Hasta ese momento no había tenido fuerzas para mirar hacia la mampara del jardín
de invierno. Todo en apariencia se repetía: la noche de verano, el calor, la luna
entre parecidos nubarrones de tormenta. Pero se interponían el infortunio y las
tempestades, el ostracismo y la desilusión, el mar y los combates, el amor y las
arenas del desierto. Qué era, pues, lo que este retorno tenía realmente de retorno?

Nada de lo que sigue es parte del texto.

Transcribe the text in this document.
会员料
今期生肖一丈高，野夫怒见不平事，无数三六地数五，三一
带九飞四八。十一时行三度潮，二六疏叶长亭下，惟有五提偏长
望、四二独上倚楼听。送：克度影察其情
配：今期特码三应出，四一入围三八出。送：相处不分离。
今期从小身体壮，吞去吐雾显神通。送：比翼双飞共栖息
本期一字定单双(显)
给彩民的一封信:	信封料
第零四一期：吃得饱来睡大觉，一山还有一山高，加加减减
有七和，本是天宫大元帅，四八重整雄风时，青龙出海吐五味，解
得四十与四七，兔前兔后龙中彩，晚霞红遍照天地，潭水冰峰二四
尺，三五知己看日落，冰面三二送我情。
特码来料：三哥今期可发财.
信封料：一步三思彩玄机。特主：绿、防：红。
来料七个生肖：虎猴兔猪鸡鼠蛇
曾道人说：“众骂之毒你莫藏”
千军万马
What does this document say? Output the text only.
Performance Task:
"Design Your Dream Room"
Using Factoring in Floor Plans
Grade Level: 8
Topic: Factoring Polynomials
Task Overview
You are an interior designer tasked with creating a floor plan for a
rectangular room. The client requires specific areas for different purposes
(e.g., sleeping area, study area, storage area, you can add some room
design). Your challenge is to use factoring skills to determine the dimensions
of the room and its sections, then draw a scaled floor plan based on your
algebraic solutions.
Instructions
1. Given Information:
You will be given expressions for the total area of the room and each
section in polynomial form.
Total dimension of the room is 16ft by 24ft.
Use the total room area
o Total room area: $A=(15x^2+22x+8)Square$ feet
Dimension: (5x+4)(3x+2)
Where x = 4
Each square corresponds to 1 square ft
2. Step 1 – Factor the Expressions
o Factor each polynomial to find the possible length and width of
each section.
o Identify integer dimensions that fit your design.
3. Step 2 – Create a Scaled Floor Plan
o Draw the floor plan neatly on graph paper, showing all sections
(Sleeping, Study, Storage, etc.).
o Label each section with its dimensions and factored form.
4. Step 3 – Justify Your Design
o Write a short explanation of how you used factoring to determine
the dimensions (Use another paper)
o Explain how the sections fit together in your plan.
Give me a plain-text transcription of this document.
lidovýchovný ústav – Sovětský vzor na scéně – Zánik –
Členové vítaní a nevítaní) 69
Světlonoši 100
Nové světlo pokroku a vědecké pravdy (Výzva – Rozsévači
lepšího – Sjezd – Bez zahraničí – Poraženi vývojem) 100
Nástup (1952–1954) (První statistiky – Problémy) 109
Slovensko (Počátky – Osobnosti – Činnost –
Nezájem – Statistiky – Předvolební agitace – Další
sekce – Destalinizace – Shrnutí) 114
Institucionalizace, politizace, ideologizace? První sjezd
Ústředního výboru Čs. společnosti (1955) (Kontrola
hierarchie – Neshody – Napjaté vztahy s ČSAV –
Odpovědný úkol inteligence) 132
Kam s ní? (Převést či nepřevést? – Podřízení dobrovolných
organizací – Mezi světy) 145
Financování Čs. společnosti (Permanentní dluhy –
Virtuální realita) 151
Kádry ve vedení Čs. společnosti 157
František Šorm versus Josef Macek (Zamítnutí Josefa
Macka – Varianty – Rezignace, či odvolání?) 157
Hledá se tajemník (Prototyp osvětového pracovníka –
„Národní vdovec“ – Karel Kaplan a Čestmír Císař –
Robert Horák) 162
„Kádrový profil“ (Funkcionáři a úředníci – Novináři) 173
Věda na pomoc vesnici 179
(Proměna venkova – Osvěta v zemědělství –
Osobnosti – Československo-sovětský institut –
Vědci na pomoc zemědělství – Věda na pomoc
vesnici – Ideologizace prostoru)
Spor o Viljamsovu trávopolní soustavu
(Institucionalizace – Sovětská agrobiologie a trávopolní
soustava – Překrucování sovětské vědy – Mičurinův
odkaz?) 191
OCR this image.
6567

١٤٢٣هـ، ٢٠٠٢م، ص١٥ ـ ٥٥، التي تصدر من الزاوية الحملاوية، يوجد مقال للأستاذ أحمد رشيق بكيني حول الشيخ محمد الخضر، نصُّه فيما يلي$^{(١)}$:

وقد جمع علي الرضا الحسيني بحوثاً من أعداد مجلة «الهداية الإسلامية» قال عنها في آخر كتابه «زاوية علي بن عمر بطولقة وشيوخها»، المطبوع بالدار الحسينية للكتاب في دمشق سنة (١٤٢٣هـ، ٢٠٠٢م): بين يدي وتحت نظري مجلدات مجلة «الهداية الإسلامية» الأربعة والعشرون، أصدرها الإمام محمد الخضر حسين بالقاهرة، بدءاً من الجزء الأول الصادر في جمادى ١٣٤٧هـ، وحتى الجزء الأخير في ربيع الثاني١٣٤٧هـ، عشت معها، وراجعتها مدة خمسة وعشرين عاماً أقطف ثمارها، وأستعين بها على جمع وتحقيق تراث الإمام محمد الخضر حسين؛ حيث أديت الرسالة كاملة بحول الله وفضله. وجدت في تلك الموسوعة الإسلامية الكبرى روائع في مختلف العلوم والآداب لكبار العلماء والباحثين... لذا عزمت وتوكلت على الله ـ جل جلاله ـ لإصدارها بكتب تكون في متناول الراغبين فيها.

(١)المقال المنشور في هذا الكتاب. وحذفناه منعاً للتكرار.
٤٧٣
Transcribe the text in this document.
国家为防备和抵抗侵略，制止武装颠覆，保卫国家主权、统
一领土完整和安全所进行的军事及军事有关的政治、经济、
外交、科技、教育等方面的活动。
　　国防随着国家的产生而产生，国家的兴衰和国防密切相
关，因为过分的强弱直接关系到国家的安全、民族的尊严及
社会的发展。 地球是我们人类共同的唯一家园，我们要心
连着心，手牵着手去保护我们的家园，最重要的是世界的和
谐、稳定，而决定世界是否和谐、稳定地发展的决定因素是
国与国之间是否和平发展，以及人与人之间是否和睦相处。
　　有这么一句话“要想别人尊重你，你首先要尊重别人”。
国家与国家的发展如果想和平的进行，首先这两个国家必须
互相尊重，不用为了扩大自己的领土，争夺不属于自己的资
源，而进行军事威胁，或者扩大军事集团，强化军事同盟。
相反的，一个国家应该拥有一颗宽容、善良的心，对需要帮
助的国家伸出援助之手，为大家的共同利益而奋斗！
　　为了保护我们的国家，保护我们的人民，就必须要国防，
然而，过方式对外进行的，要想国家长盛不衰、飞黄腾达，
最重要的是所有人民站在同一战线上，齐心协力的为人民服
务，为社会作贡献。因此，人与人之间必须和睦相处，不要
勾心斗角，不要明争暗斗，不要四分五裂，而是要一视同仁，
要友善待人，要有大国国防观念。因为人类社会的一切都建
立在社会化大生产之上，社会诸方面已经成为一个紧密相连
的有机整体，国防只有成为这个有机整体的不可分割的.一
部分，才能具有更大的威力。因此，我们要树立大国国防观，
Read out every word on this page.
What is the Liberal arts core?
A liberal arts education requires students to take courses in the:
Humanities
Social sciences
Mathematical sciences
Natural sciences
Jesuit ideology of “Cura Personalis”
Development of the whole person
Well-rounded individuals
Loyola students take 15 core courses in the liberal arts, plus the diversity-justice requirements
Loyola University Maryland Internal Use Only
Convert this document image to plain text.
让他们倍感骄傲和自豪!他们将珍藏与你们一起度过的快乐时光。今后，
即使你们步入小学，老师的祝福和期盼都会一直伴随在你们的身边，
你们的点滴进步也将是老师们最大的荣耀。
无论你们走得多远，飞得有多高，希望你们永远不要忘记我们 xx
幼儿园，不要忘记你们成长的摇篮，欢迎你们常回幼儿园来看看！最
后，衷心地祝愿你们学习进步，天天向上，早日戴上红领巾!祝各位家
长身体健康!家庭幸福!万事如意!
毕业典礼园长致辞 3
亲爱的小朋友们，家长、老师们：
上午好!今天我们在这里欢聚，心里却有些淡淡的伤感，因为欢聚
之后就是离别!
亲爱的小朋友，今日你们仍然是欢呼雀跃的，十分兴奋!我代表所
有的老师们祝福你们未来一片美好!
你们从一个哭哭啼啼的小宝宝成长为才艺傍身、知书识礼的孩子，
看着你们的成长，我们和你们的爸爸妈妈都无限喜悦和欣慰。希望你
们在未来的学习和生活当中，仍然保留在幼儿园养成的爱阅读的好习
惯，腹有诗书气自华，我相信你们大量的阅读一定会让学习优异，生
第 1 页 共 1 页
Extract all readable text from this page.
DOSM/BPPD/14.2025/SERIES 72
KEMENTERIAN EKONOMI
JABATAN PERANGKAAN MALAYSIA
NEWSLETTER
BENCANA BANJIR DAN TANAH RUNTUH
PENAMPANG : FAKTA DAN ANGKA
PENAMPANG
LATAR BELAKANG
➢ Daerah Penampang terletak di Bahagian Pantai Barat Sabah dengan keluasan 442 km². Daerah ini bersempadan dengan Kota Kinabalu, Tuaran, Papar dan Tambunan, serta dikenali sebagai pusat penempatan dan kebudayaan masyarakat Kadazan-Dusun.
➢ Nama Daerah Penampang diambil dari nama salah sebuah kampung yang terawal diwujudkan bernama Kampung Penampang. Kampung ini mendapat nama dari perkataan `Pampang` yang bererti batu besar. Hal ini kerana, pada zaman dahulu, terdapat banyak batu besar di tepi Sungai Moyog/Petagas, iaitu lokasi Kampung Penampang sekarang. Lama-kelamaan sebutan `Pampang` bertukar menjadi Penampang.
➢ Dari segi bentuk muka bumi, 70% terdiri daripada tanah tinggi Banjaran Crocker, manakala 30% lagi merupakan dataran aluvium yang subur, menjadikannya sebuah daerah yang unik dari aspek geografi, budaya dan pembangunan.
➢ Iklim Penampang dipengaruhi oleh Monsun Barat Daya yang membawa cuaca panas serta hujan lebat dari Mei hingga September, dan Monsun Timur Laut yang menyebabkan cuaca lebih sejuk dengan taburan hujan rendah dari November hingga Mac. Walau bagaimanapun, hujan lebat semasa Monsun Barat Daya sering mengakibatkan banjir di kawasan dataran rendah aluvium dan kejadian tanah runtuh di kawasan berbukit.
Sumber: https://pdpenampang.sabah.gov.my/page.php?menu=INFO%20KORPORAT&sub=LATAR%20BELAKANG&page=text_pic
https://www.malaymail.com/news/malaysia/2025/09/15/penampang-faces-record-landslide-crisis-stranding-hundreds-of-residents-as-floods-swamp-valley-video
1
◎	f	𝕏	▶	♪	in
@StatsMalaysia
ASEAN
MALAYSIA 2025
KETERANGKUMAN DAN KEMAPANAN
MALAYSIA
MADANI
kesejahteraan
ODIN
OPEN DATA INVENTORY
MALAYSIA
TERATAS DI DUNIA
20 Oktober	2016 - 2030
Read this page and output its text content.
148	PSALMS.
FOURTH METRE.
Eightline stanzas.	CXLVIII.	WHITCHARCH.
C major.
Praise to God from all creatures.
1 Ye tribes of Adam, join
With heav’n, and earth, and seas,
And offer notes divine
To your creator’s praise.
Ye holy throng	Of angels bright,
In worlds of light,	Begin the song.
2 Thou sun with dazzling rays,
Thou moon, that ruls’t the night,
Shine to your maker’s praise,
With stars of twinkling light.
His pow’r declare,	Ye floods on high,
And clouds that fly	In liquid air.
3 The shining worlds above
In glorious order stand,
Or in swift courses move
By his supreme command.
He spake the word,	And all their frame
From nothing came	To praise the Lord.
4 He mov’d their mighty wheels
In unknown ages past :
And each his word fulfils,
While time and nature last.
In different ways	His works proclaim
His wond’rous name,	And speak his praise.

Vaya a saber si por su estado de ánimo, por el enigma que siempre había rodeado
a María de la Soledad, por algo que de verdad existía, la luz lunar tenía una aciaga
y tortuosa consistencia. Comenzó a parecerle que no estaba en el parque de una
vieja pero conocida casa de Belgrano sino en el territorio de un planeta
abandonado, emigrados los hombres hacia otras regiones del universo, huyendo de
una maldición. Huyendo de un planeta en el que no había ni habría nunca más
jornadas de sol, para siempre librado a la lívida luz de la luna. Pero de una luna que
en virtud de su permanencia definitiva adquiría un poder sobrenatural, a la vez
dotado de infinita melancolía y de violenta, sádica pero funeraria sexualidad.
Comprendió que ya era hora.
Se incorporó y caminó hacia la mampara de vidrios rotos, derruida por el tiempo y
la incuria. Abrió con esfuerzo la puerta oxidada y empezó la marcha hacia los
subsuelos, rehaciendo con su linterna el camino de otro tiempo.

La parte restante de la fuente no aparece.